Морганы решили взять обилием драгоценностей. Морские девы сверкали в своих бриллиантах, жемчугах и кораллах, как новогодние ёлки.

Огюстин бросила косой взгляд на Окин Катуавр. Моргана держала изумрудную тиару в высокой причёске так, будто это была корона Санторини. Девы океана были сама невозмутимость.

За завтраком ни император, ни принцы не осчастливили невест живым общением, зато Огюстин то и дело ловила на себе изучающие взгляды монарших особ.

Раса – первична, представительница расы – вторична.

Главное, определиться со второй царствующей расой, а уж невесту можно выбирать по внешности, по характеру и по умению держать себя.

Огюстин представила, какие подковёрные и явные игры шли за воцарение колдовской расы последние пятьдесят лет. А что, если на престол сядет человеческая женщина?

Допустим, поветрули не обидятся. Они живут в гармонии со своими лесами и полями. С ветром.

Если императорская корона не достанется пэри, деве пустыни будет неприятно. Возможно, она даже отомстит. Если только не сочтёт это занятие слишком утомительным для своей драгоценной персоны. В силу физиологии каждая пэри сама себе императрица.

А вот морганы, многочисленный морской народ, всегда стремились к власти.

Насколько Огюстин знала из истории, дриады, эти загадочные златовласки, живущие не то в дереве, не то в камне, тоже стремятся к власти.

И если морганы представляют собой грозную силу, то на счёт боевых способностей дриад Огюстин не нашла сведений, сколько не искала.

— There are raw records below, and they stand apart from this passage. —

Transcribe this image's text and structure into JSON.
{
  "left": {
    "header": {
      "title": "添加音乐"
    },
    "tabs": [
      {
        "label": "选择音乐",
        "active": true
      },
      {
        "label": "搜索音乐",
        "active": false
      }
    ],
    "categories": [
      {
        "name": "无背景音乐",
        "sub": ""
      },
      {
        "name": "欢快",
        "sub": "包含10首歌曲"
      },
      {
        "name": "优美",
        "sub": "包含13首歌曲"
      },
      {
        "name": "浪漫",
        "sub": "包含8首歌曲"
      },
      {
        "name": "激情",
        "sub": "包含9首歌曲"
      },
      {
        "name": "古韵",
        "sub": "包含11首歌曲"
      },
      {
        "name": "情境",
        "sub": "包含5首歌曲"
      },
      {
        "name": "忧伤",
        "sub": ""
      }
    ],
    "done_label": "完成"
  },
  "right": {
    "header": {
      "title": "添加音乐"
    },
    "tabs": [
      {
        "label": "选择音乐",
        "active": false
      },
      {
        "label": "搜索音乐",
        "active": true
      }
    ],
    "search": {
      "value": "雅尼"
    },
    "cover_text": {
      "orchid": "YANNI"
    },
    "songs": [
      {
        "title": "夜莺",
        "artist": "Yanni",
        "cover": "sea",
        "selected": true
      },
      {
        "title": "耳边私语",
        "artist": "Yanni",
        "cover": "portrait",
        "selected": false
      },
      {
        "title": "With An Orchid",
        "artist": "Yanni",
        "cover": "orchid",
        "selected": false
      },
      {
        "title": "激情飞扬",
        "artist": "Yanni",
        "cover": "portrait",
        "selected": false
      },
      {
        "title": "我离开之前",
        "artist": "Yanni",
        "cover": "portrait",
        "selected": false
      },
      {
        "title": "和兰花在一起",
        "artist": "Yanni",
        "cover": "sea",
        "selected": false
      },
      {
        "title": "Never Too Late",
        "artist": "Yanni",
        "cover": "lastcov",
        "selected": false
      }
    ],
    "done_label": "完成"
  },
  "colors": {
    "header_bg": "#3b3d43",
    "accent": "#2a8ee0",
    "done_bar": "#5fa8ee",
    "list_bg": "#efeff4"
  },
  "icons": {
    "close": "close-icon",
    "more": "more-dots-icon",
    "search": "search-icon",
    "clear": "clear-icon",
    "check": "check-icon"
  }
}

А искала она долго и тщательно.

Но и это не главное. Принцев двое, в трон достанется одному. Вот где интрига, вот где беда.

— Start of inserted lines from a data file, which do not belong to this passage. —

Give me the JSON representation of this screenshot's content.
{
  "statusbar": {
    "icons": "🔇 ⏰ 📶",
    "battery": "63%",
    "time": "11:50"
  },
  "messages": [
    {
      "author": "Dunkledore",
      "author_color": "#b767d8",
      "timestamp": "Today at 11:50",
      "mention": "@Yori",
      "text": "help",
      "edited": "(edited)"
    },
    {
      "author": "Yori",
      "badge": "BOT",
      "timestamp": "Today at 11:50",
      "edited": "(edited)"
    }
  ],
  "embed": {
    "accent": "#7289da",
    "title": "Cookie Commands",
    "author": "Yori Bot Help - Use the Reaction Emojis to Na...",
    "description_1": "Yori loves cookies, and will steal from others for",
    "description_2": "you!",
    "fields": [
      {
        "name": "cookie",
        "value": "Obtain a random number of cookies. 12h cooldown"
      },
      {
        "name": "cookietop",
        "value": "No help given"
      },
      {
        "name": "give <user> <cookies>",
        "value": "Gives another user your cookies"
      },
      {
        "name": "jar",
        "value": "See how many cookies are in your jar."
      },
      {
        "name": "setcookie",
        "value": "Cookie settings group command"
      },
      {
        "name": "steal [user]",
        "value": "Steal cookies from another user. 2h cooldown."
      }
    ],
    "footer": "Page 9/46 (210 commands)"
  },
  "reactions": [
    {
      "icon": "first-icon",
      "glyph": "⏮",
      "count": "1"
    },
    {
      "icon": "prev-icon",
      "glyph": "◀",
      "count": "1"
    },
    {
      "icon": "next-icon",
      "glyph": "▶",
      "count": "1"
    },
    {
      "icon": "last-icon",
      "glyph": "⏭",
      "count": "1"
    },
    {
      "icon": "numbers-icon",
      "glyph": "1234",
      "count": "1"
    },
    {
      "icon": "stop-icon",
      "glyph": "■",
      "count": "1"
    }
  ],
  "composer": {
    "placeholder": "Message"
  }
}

После завтрака полагалась прогулка по главной улице. Невест разделили на две группы. Одна группа должна была ехать в одной карете с Флорианом до панорамы Мориито. Другой группе в       Нориберта предстояло идти пешком либо ехать в коляске, как того захотят девушки, и любоваться достопримечательностями столицы.

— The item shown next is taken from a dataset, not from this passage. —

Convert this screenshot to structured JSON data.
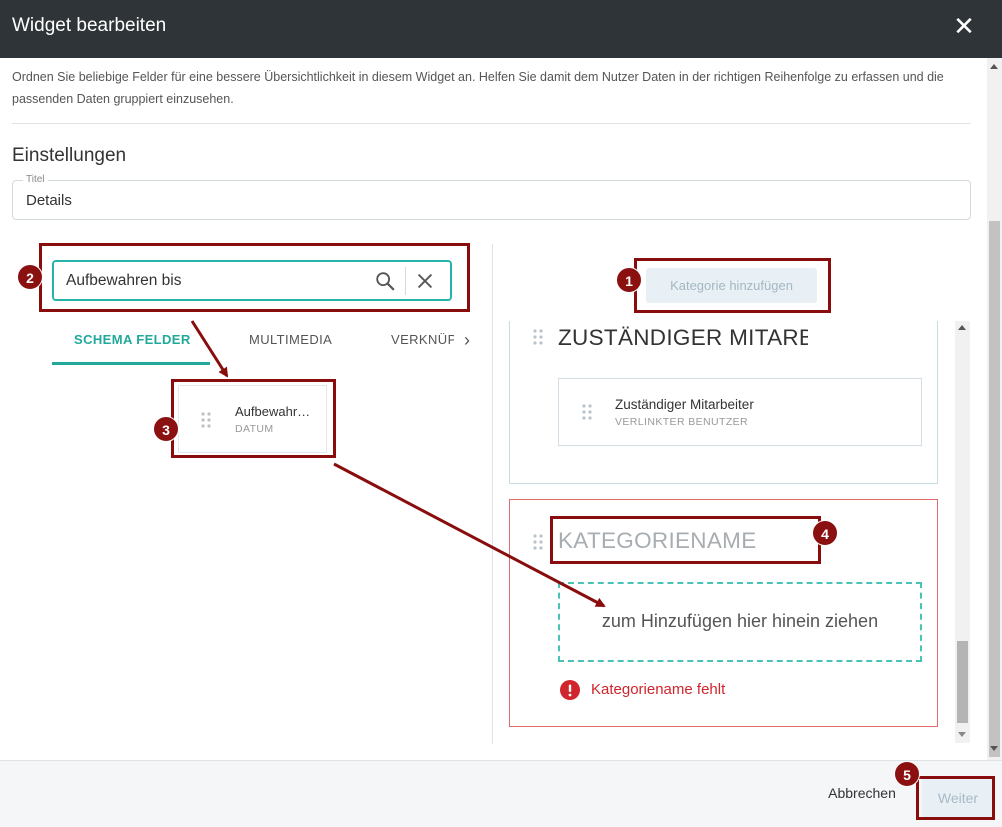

В первую группу вошли: Окин Катуавр, Айка Роса, Дильназ Эль Амир, Огюстин Буво, Оана Стан, Идриль и Мария Каталония.

Обозревать достопримечательности в компании Нориберта предстояло Ведане Кот, Варне Миролюбовне, Жизель Жарр, Суад Абдул-авваль, Кате Сеймур и Лаириэль.

Для прогулки невестам разрешили выбрать одежду по своему вкусу.

Внутри императорская карета была спроектирована хитрым способом. Все сидели вроде бы и не по кругу, но Огюстин прекрасно видела и невест, и принца Флориана.

Только сейчас Огюстин смогла как следует рассмотреть Флориана. Узкое хищное лицо, гордая посадка головы, высокая переносица, волевой подбородок. И взгляд такой, будто из лука целится. Жгучая, опасная красота.

До настоящих холодов было далеко, но температура на улице значительно понизилась. С неба срывались редкие и крупные снежинки, белоснежным покровом ложились на город. Было пасмурно, и в то же время мягкий жемчужный свет, поразивший утром Огюстин, не вполне ещё рассеялся.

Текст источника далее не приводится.